23 July 2011

Salisbury, Saturday, 23 July 2011




















Getting to know Sarum


I slept well, and luckily the hotel is very quiet.  There's no breakfast here, so I have to go out and find some, and end up at Nuggs, a restaurant nestled into a medieval building (1268).  Scrambled eggs, with lox, and toast, along with a side of baked beans, seemed to be in order for the morning.  Across the street in the square there is a market, and I wander around seeing what the produce looks like.  There are lovely strawberries, varieties of apples that I've never heard of, truffles and black truffle oil, gammon steaks (we would call it ham - is this related to the Spanish jamon, or the French jambon?  Anna will know, and I shall have to ask her.  There's a lot of everything that's offered here: electric cigarettes, underwear, an amazing country pastry place, old books, charities, and you name it.  I run into several choir members and enjoy a chat with them.
















It's time for a coffee or something, so I find a lovely pastry shop for a tarte citron and a macchiato.  In my general wanderings I meander into St. Thomas  à Becket Church which has the most wonderful hammer-beam ceilings.  Women are getting ready for a wedding, putting flowers everywhere and making other preparations.
















Later, after the wedding is over, changes are rung from the bell-tower for a good hour or so - such is the joy.  I make my way over to the Cathedral for the purpose of taking some pictures of the stonework.  The building is glowing a light ocher in the sunlight, and it is quite beautiful.  The limestone of the Western Front in reacting to the rain has dissolved some of the statuary  - you can spot the replacements. The ancient stuff, however, is quite nice.


In addition, an artist has added some modern polychrome sculpture of ordinary people that both contrasts and links to the ancient portrayals.  When I was in Seminary, the school was hoping to build a permanent chapel on the campus.  The collect of buildings had been designed by Klauder and Day, the Philadelphia firm responsible for the gothic buildings at Princeton.  The seminary was proposing to plop down a modern building by Helmuth, Obata + Kassabaum, a renowned modernist group.  Many didn't like the proposed building, but I defended it in an editorial in our campus magazine, Seminar.  I reasoned that we needed to have something of our time for our worship.

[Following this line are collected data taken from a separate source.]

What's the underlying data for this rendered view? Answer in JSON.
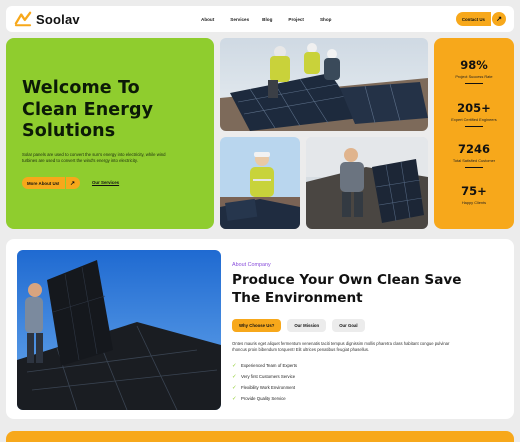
{
  "brand": {
    "name": "Soolav",
    "accent": "#f7a81b",
    "green": "#8fcd2e"
  },
  "nav": {
    "items": [
      "About",
      "Services",
      "Blog",
      "Project",
      "Shop"
    ],
    "cta": "Contact Us",
    "cta_icon": "arrow-up-right-icon"
  },
  "hero": {
    "title_lines": [
      "Welcome To",
      "Clean Energy",
      "Solutions"
    ],
    "description_lines": [
      "Solar panels are used to convert the sun's energy into electricity, while wind",
      "turbines are used to convert the wind's energy into electricity."
    ],
    "primary_button": "More About Us!",
    "secondary_link": "Our Services"
  },
  "stats": [
    {
      "value": "98%",
      "label": "Project Success Rate"
    },
    {
      "value": "205+",
      "label": "Expert Certified Engineers"
    },
    {
      "value": "7246",
      "label": "Total Satisfied Customer"
    },
    {
      "value": "75+",
      "label": "Happy Clients"
    }
  ],
  "about": {
    "tag": "About Company",
    "title_lines": [
      "Produce Your Own Clean Save",
      "The Environment"
    ],
    "tabs": [
      "Why Choose Us?",
      "Our Mission",
      "Our Goal"
    ],
    "active_tab": 0,
    "description_lines": [
      "Ontes mauris eget aliquet fermentum venenatis taciti tempus dignissim mollis pharetra class habitant congue pulvinar",
      "rhoncus proin bibendum torquent! Elit ultrices penatibus feugiat phasellus."
    ],
    "features": [
      "Experienced Team of Experts",
      "Very first Customers Service",
      "Flexibility Work Environment",
      "Provide Quality Service"
    ]
  }
}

Rain spout on the Western Front at Salisbury







And here is the great dilemma with old buildings, such as this one.  The nineteenth century has a definite mark in the building - not with the art and architecture of that period, but with its neo-gothic additions or replacements.  The cathedral at Salisbury is spotted with many eras and many architectural hands.  I got to thinking about the Cathedral at Chartres, where one experiences a truly medieval building, with few additions

The Labyrinth at Chartres













The floor has not been modernized there, the chairs scrapping over the ancient labyrinth, and the sidewalls in the ambulatory untouched.  There have been additions, but they seem to be relegated to furniture and stuff.  At Salisbury, there is a feeling of openness to what ever time had to offer, while Chartres seems more circumspect and pristine.



Outer wall of the choir at Chartres

























New Lectern at Chartres

Perhaps it is because of the liturgical conservatism that is inherent in the Roman Catholicism of Chartres, as opposed to a more experimental usage (the Elizabethan reforms, the Puritans, the repristinations and recovery of Sarum usage, and the Victorian and Oxford Movement aesthetics) in Anglicanism. Which did I like more? - hard to say - each is unique and that is, I think, the blessing.

Lunch at the Red Lion was a "jacket potato" (baked potato with a salad and a dressing for the potato of "Greenland prawns" and a mildly spicy "rose sauce."  A nap seemed ripe before I went back to the cathedral for Evensong, where I was privileged to read the First Lesson (I Kings 3:5-12 - Solomon's dream and prayer).  The choir sang marvelously, and we all chatted after at supper and later at a pub, where our table talked theology and culture.  It was a wonderful day.